Clinically applicable Monte Carlo-based biological dose optimization for the treatment of head and neck cancers with spot-scanning proton therapy

TL;DR

This paper demonstrates a fast GPU-accelerated Monte Carlo method for biologically optimized proton therapy planning in head and neck cancers, improving dose targeting and sparing critical structures.

Contribution

It introduces a novel GPU-based Monte Carlo optimizer that enables rapid biologically optimized dose planning for proton therapy.

Findings

Biological dose plans were generated within 30 minutes using GPU acceleration.

Biological dose escalation was about twice the physical dose increase for small tumors.

Dose sparing to critical structures was improved compared to conventional methods.

Abstract

Purpose: To demonstrate the feasibility of fast Monte Carlo (MC) based inverse biological planning for the treatment of head and neck tumors in spot-scanning proton therapy. Methods: Recently, a fast and accurate Graphics Processor Unit (GPU)-based MC simulation of proton transport was developed and used as the dose calculation engine in a GPU-accelerated IMPT optimizer. Besides dose, the dose-averaged linear energy transfer (LETd) can be simultaneously scored, which makes biological dose (BD) optimization possible. To convert from LETd to BD, a linear relation was assumed. Using this novel optimizer, inverse biological planning was applied to 4 patients: 2 small and 1 large thyroid tumor targets, and 1 glioma case. To create these plans, constraints were placed to maintain the physical dose (PD) within 1.25 times the prescription while maximizing target BD. For comparison, conventional IMRT and IMPT plans were created for each case in Eclipse (Varian, Inc). The same critical structure PD constraints were used for the IMRT, IMPT and bio-optimized plans. The BD for the IMPT plans were obtained through MC re-calculations. Results: Compared to standard IMPT, the bio-optimal plans for patients with small tumor targets displayed a BD escalation that was around twice the PD increase.

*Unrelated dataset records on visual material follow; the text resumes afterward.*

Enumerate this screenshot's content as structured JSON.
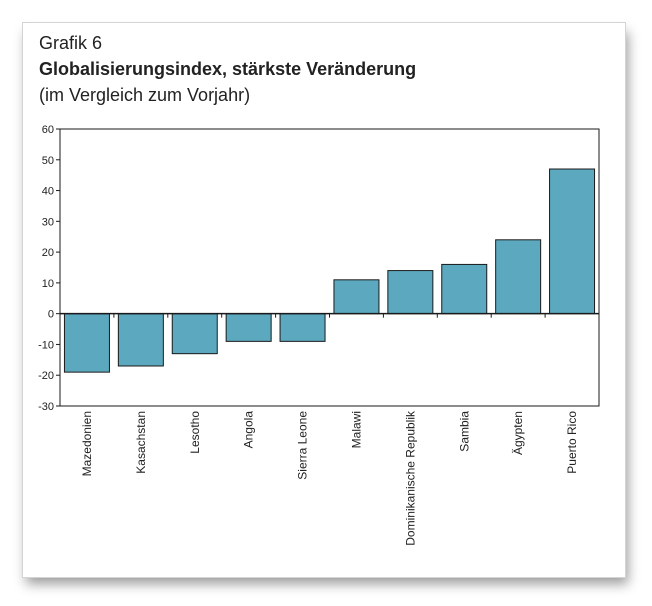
{
  "header": {
    "label": "Grafik 6",
    "title": "Globalisierungsindex, stärkste Veränderung",
    "subtitle": "(im Vergleich zum Vorjahr)"
  },
  "colors": {
    "bar": "#5ba8bf",
    "outline": "#1a1a1a"
  },
  "chart_data": {
    "type": "bar",
    "title": "Globalisierungsindex, stärkste Veränderung",
    "subtitle": "(im Vergleich zum Vorjahr)",
    "categories": [
      "Mazedonien",
      "Kasachstan",
      "Lesotho",
      "Angola",
      "Sierra Leone",
      "Malawi",
      "Dominikanische Republik",
      "Sambia",
      "Ägypten",
      "Puerto Rico"
    ],
    "values": [
      -19,
      -17,
      -13,
      -9,
      -9,
      11,
      14,
      16,
      24,
      47
    ],
    "ylim": [
      -30,
      60
    ],
    "yticks": [
      "60",
      "50",
      "40",
      "30",
      "20",
      "10",
      "0",
      "-10",
      "-20",
      "-30"
    ],
    "xlabel": "",
    "ylabel": "",
    "grid": false,
    "legend": false
  }
}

Dose sparing to critical structures was improved compared to both IMRT and IMPT. No significant BD increase could be achieved for the large thyroid case, and when the presence of critical structures mitigated the contribution of additional fields. The calculation of the bio-optimized plans can be completed in a clinically viable time (<30 minutes) on a 24-GPU system. Conclusion: By exploiting GPU acceleration, MC-based, biologically optimized plans were created for small-target tumor patients. This optimizer will be used in an upcoming feasibility trial on LETd painting for radio-resistant tumors.